A frost warning sent me out to my community garden plot yesterday to gather all the green tomatoes that were never going to get ripe.
I picked a heavy bagful of tomatoes, a few from my Butter Bush, a lot from the Rutgers, plus four more huge tomatoes from a volunteer tomato plant in my home garden. It was so many, it felt like more than all the ripe red tomatoes I’ve picked put together.
Every visit to my plot since late July has yielded at least one tomato. Usually there’d also be some eggplants or squash or chile peppers. I cooked up most of the harvest, but the chile peppers got so far ahead of me, I decided to just let them turn red. That never happened.
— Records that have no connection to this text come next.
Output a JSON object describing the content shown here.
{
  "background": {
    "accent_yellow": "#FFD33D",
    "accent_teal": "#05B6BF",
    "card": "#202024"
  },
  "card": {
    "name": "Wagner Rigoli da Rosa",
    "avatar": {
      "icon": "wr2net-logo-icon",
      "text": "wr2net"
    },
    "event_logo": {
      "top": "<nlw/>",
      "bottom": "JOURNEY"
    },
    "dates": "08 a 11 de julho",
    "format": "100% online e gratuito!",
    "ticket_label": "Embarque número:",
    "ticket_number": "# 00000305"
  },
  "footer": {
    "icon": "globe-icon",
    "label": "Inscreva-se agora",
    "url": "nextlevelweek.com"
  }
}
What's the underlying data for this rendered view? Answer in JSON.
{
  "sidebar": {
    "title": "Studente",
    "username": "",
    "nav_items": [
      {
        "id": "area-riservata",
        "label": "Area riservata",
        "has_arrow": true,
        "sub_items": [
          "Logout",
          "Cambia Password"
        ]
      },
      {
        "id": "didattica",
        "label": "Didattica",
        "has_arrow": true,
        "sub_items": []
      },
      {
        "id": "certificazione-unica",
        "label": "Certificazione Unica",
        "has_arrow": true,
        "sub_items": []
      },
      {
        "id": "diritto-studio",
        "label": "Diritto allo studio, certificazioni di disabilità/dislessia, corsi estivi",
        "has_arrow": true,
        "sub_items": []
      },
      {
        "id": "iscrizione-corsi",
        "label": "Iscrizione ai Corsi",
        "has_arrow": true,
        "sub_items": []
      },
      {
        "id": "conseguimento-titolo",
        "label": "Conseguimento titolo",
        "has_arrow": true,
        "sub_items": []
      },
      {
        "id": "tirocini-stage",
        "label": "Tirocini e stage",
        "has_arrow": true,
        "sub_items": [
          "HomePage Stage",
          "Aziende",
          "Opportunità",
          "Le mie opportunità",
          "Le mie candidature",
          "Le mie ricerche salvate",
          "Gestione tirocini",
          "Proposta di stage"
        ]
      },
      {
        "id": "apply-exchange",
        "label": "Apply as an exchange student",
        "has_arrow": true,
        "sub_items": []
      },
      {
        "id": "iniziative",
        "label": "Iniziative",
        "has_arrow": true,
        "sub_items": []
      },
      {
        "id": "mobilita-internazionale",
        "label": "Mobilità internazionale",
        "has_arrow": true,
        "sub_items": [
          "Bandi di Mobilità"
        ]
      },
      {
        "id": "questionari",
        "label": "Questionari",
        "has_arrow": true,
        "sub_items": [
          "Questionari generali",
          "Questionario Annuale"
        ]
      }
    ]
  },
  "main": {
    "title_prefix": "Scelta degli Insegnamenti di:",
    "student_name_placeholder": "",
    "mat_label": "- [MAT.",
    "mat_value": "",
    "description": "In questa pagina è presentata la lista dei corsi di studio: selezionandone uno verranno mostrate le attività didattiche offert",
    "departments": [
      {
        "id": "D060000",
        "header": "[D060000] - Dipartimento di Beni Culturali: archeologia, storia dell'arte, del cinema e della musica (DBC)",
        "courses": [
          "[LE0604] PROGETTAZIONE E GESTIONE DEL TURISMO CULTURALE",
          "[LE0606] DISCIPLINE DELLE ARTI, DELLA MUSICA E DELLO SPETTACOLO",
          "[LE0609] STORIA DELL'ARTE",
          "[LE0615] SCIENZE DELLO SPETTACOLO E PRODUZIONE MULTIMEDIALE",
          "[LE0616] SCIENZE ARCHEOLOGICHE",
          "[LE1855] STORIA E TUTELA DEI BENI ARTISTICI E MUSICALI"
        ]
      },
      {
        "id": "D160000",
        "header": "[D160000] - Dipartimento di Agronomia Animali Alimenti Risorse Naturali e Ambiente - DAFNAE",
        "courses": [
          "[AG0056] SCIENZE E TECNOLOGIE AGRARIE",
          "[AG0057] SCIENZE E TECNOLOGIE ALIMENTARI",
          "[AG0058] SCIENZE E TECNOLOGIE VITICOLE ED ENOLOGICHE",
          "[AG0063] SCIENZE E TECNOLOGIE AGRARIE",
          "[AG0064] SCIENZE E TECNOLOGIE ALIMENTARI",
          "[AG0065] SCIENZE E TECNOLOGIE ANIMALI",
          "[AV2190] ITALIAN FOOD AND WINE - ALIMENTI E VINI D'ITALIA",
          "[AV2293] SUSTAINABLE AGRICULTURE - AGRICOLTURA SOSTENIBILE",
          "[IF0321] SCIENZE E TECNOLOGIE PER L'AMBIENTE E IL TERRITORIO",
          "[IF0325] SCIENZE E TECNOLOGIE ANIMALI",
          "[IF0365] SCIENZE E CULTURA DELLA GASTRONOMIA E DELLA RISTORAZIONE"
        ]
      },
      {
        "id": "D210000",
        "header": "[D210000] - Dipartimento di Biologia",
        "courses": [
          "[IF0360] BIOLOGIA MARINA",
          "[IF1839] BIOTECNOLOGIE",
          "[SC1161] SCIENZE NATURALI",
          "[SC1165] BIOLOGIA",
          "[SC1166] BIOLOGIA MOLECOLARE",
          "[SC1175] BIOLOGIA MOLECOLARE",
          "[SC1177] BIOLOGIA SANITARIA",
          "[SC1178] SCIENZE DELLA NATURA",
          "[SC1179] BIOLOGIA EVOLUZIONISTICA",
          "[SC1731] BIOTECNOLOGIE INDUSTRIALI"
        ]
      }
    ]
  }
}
Instead, I gathered a whole pound of hot green chiles yesterday.
I’ve also been pulling carrots and parsnips, neither of which I had expected to grow at all. I sowed a bunch of old seed, just to see if any of them were viable, and they were indeed. The parsnips have done so well, they have crowded out the carrots. There’s a patch of them in the middle of the plot now, thick with greens. I left them in place to get sweetened by that first frost last night. My next trip there will be the last harvest, pulling all the parsnips for winter stews.
I would have liked to grow more greens. The most successful (and a small success at that) was the amaranth, which is practically a weed.
As for the total tomatoes, it turns out I was right. All along I’ve been weighing my harvests this years, and when I add up the tomatoes I got about two kilograms of ripe ones, and about three of green ones. That’s plenty!
Chili peppers freeze very well. Halve them, scrape out the seeds, rinse, dry, bag. Done. Deep freeze is best, of course.
I noticed the other day that I’m almost out of the dried thyme you gave me last year. Are you drying ridiculous amounts again? I’d be happy to return the jar for a refill. I can trade some dried sage for it (although the amount would be disproportionate – I don’t have it in abundance). – Chris
I’m thinking about roasting them first and then freezing the excess.
The thyme plant is threatening to become a herb garden all to itself, so any amount of thyme, fresh or dried, you’d like to harvest would be a service.